Bebby menaikkan sebelah alisnya merasa tak suka dengan sifat sok akrabnya Virgo. Bebby termasuk anak judes dan memiliki sedikit teman. Lagi-lagi Virgo terkekeh melihat ekspresi Bebby seperti ini, jika tidak salah hitung seingat Bebby jika Virgo sudah terkekeh tiga kali karena melihat raut wajahnya. Bagi Virgo sendiri ekspresi Bebby itu lucu, menggemaskan dan membuatnya penasaran.
"Tidak apa-apa panggil Virgo saja, tidak usah pakai embel-embel Mas segala. Oh ya, lo masuk sekolah Agunsa ya?" Virgo ikut duduk di dekat Bebby, memandang rumah megah bercat krem di depannya.
Bebby hanya mengangguk menanggapi pertanyaan Virgo barusan tanpa ada minat menjawab. Bagi Bebby, suaranya terlalu mahal untuk orang baru di sekelilingnya.
"Adik kelas gue dong nantinya, wah siap-siap gue hukum ya lo kalau telat."
"Lo anak OSIS ya?" tatapan sinis kembali terlontar dari wajah cantik Bebby, kali ini dia memutuskan bertanya karena penasaran.
"Iya gue anggota OSIS, lebih tepatnya gue waketos.
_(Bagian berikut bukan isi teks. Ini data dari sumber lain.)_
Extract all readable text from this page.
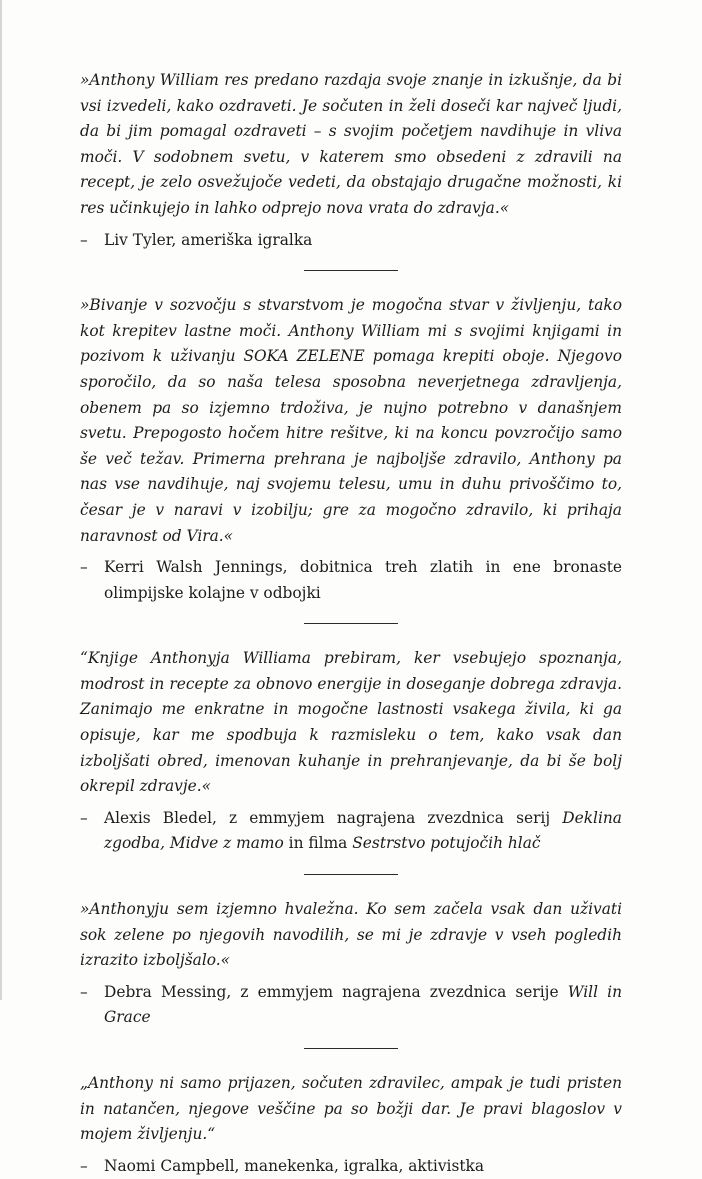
»Anthony William res predano razdaja svoje znanje in izkušnje, da bi vsi izvedeli, kako ozdraveti. Je sočuten in želi doseči kar največ ljudi, da bi jim pomagal ozdraveti – s svojim početjem navdihuje in vliva moči. V sodobnem svetu, v katerem smo obsedeni z zdravili na recept, je zelo osvežujoče vedeti, da obstajajo drugačne možnosti, ki res učinkujejo in lahko odprejo nova vrata do zdravja.«

– Liv Tyler, ameriška igralka

»Bivanje v sozvočju s stvarstvom je mogočna stvar v življenju, tako kot krepitev lastne moči. Anthony William mi s svojimi knjigami in pozivom k uživanju SOKA ZELENE pomaga krepiti oboje. Njegovo sporočilo, da so naša telesa sposobna neverjetnega zdravljenja, obenem pa so izjemno trdoživa, je nujno potrebno v današnjem svetu. Prepogosto hočem hitre rešitve, ki na koncu povzročijo samo še več težav. Primerna prehrana je najboljše zdravilo, Anthony pa nas vse navdihuje, naj svojemu telesu, umu in duhu privoščimo to, česar je v naravi v izobilju; gre za mogočno zdravilo, ki prihaja naravnost od Vira.«

– Kerri Walsh Jennings, dobitnica treh zlatih in ene bronaste olimpijske kolajne v odbojki

“Knjige Anthonyja Williama prebiram, ker vsebujejo spoznanja, modrost in recepte za obnovo energije in doseganje dobrega zdravja. Zanimajo me enkratne in mogočne lastnosti vsakega živila, ki ga opisuje, kar me spodbuja k razmisleku o tem, kako vsak dan izboljšati obred, imenovan kuhanje in prehranjevanje, da bi še bolj okrepil zdravje.«

– Alexis Bledel, z emmyjem nagrajena zvezdnica serij Deklina zgodba, Midve z mamo in filma Sestrstvo potujočih hlač

»Anthonyju sem izjemno hvaležna. Ko sem začela vsak dan uživati sok zelene po njegovih navodilih, se mi je zdravje v vseh pogledih izrazito izboljšalo.«

– Debra Messing, z emmyjem nagrajena zvezdnica serije Will in Grace

„Anthony ni samo prijazen, sočuten zdravilec, ampak je tudi pristen in natančen, njegove veščine pa so božji dar. Je pravi blagoslov v mojem življenju.“

– Naomi Campbell, manekenka, igralka, aktivistka
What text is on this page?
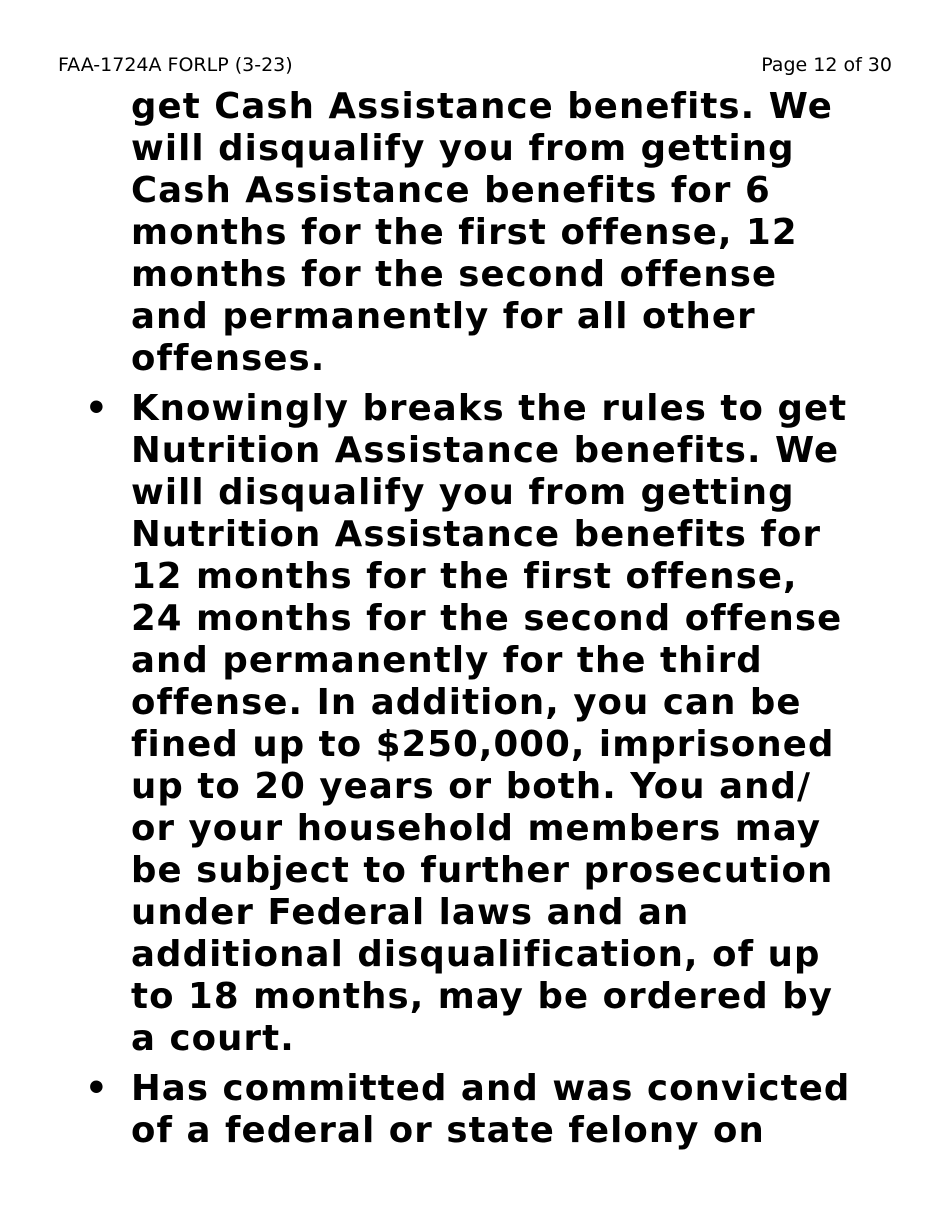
FAA-1724A FORLP (3-23)	Page 12 of 30

get Cash Assistance benefits. We
will disqualify you from getting
Cash Assistance benefits for 6
months for the first offense, 12
months for the second offense
and permanently for all other
offenses.

• Knowingly breaks the rules to get
Nutrition Assistance benefits. We
will disqualify you from getting
Nutrition Assistance benefits for
12 months for the first offense,
24 months for the second offense
and permanently for the third
offense. In addition, you can be
fined up to $250,000, imprisoned
up to 20 years or both. You and/
or your household members may
be subject to further prosecution
under Federal laws and an
additional disqualification, of up
to 18 months, may be ordered by
a court.
• Has committed and was convicted
of a federal or state felony on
Tapi tenang saja, tahun depan gue yang bakal jadi ketosnya hahaha..." tawa Virgo berusaha mencairkan suasana dengan sedikit menyombongkan dirinya.
Bebby hanya tersenyum garing berusaha menghargai, meski aslinya dia malas tersenyum. Bebby sendiri tidak tahu dari mana datangnya lelaki tampan yang duduk di sampingnya itu. Bahkan Bebby tidak tahu kenapa Virgo mau berkenalan dengannya yang notabenenya adalah penghuni kost baru.
"Mungkin dia anak kost sini juga." Batin Bebby acuh tak acuh.
"Go! Virgo! Tolong antar makan siang buat Bapak ke kebun!" tiba-tiba terdengar suara cempreng dari seorang ibu-ibu.
Bebby melihat ibu kost memanggil-manggil Virgo dari depan pintu rumah yang bercat krem di depan kost-kostan. Bebby sedikit melirik ke arah Virgo, dia sepertinya harus menarik ulur dugaannya tadi jika Virgo salah satu anak kost di sini.
"Eh... Gue dipanggil Mama, nanti kita ngobrol lagi ya." Virgo pamit menghampiri ibu kost atau lebih tepatnya ibunya.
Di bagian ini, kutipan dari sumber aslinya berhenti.